The volunteers currently receive Rs 9,000 a month, from which tax is deducted. This sum was raised from the Rs 5,000 they received earlier, following protests. Yet, it is well below the Rs 15,000 monthly pay which a September 2020 order from the state labour commissioner’s office deemed the volunteers were entitled to, as per the Minimum Wages Act of Maharashtra. The labour commissioner’s office had directed the BMC to pay Rs 32.87 crore as arrears from 2015 to 2016 within 15 days of the notice, according to an Indian Express report. That order was challenged by the BMC and is currently with the High Court. An order by the provident fund commissioner noted that they are also entitled to PF payments but this has been challenged too, Patil adds. “There are a lot many cases pending. All matters are sub judice,” responds BMC's Gomare.

Asha Banu Soletti, a professor at the Tata Institute of Social Sciences (TISS) who works closely with ASHA workers (the rural counterparts of CHVs), says the physical, mental and financial strain of their role notwithstanding, these women display immense pride in their work.
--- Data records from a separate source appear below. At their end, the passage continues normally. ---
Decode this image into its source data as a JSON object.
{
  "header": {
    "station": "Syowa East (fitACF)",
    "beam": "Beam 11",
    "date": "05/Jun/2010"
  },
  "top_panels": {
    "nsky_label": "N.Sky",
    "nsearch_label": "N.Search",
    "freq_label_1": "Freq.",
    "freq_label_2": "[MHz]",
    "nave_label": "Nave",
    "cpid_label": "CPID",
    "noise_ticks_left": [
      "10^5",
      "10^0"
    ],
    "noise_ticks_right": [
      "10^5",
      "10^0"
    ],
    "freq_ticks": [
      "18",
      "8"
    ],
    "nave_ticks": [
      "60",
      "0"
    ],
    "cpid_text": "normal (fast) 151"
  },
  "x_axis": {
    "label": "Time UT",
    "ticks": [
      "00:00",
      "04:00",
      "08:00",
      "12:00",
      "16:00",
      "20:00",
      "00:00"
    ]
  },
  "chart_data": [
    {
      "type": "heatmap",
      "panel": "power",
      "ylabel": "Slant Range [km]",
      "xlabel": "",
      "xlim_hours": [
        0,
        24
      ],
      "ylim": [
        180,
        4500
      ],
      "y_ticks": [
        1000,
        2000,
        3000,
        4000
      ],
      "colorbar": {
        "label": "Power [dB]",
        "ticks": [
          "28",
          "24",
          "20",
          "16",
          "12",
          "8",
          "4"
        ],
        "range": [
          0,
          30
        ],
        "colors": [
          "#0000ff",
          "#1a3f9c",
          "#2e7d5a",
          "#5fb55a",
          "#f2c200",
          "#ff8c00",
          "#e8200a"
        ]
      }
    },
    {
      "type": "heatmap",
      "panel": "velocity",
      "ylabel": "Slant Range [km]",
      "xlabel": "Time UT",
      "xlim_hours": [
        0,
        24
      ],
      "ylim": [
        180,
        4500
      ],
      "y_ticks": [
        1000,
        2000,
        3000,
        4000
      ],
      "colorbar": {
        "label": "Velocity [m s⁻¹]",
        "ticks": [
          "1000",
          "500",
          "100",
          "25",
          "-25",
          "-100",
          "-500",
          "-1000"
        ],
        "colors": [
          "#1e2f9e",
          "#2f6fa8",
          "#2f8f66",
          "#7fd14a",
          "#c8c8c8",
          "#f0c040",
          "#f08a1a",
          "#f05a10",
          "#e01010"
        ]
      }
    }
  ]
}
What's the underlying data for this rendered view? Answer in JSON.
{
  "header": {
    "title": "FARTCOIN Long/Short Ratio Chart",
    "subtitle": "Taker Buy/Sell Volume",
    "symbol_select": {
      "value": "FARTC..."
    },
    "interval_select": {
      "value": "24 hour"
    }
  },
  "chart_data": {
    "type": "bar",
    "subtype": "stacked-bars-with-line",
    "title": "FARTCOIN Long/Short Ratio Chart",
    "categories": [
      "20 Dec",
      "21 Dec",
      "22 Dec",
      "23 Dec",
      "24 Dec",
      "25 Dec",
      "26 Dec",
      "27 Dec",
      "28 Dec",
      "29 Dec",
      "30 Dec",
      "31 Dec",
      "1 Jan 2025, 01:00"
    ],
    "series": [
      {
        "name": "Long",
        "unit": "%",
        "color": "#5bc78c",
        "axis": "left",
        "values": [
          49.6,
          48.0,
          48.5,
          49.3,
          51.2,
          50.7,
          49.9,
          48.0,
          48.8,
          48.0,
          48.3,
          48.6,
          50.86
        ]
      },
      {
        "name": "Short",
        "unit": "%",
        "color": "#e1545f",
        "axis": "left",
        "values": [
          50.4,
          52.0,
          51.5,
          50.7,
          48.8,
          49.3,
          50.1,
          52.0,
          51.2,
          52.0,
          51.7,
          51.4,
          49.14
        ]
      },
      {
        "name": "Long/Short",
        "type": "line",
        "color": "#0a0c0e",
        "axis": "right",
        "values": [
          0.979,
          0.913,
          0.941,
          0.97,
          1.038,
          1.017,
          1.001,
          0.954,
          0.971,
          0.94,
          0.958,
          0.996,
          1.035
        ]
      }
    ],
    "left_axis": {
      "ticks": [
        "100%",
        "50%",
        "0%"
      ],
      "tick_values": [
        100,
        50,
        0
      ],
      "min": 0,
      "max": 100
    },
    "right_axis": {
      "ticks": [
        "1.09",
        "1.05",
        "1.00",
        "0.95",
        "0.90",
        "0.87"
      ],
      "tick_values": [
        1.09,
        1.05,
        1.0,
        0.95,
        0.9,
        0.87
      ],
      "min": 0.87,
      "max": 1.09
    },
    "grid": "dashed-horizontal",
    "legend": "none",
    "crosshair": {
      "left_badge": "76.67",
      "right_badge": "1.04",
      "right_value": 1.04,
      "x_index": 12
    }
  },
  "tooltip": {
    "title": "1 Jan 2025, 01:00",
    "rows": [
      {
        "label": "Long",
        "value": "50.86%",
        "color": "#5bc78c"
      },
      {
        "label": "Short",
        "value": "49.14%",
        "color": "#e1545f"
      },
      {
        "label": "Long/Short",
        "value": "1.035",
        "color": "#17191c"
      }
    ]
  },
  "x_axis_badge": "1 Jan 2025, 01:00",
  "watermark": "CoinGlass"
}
This checks out in the account of Byculla-based volunteer Kadam. It takes her an hour and a half at the end of each day to disinfect herself and her belongings. The summer heat is punishing too. “When Covid started, my family said I should leave the job, that life is more important than a job. I said whatever the risks, it is my job. I am in the medical field too.”

Because of their impermanent status, many volunteers who have put in more than two decades of service have retired in recent years with no benefits to their name. “The court has recognised CHVs as employees but not the BMC,” says the union leader. “On the last day at work, they are simply told that they have retired. From the next morning, their attendance will not be marked.”